Le suddette deroghe sono correlate a fattori come la causa del degrado della risorsa idrica, i risultati dei controlli effettuati negli ultimi tre anni, l'area geografica, la quantità di acqua fornita ogni giorno, la popolazione interessata e gli eventuali effetti sulle industrie alimentari interessate, un opportuno programma di controllo che preveda, se necessario, una maggiore frequenza dei controlli rispetto a quelli minimi previsti, il piano relativo alla necessaria azione correttiva, compreso un calendario dei lavori, una stima dei costi, la relativa copertura finanziaria e le disposizioni per il riesame.
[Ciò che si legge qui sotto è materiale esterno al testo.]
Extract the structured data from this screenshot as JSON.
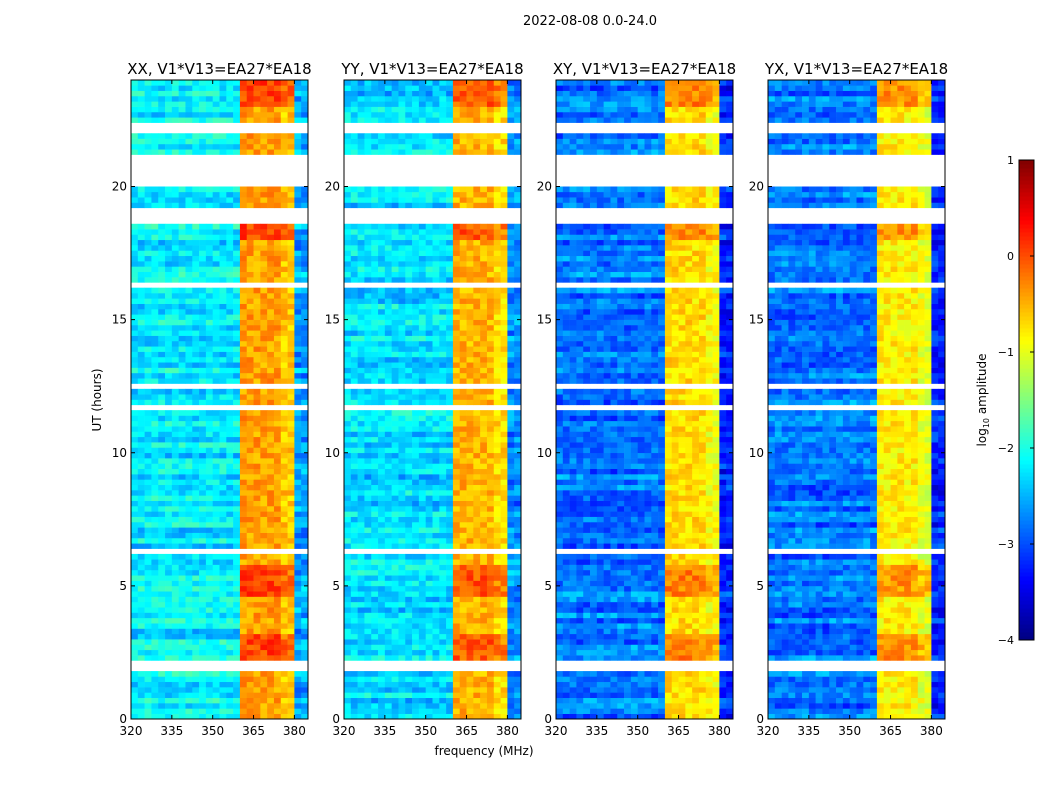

In ogni caso, le deroghe devono avere la durata più breve possibile.
Sei mesi prima della scadenza di tale periodo (inferiore a tre anni) la regione o la provincia autonoma trasmette al Ministero della sanità una circostanziata relazione sui risultati conseguiti nel periodo di deroga, in ordine alla qualità delle acque, comunicando e documentando altresì l'eventuale necessità di un ulteriore periodo di deroga.
Il Ministero della sanità, con decreto da adottare di concerto con il Ministero dell'ambiente, valutata la documentazione pervenuta, stabilisce un valore massimo ammissibile per l'ulteriore periodo di deroga che potrà essere concesso dalla Regione.
Tale periodo non dovrà, comunque, avere durata superiore ai tre anni. Sei mesi prima della scadenza dell'ulteriore periodo di deroga, la regione o provincia autonoma trasmette al Ministero della sanità un'aggiornata e circostanziata relazione sui risultati conseguiti.
Qualora, per circostanze eccezionali, non sia stato possibile dare completa attuazione ai provvedimenti necessari per ripristinare la qualità dell'acqua, la regione o la provincia autonoma documenta adeguatamente la necessità di un ulteriore periodo di deroga.
Il Ministero della sanità con decreto di concerto con il Ministero dell'ambiente, valutata la documentazione pervenuta, previa acquisizione del parere favorevole della Commissione europea, stabilisce un valore massimo ammissibile per l'ulteriore periodo di deroga che non deve essere superiore a tre anni.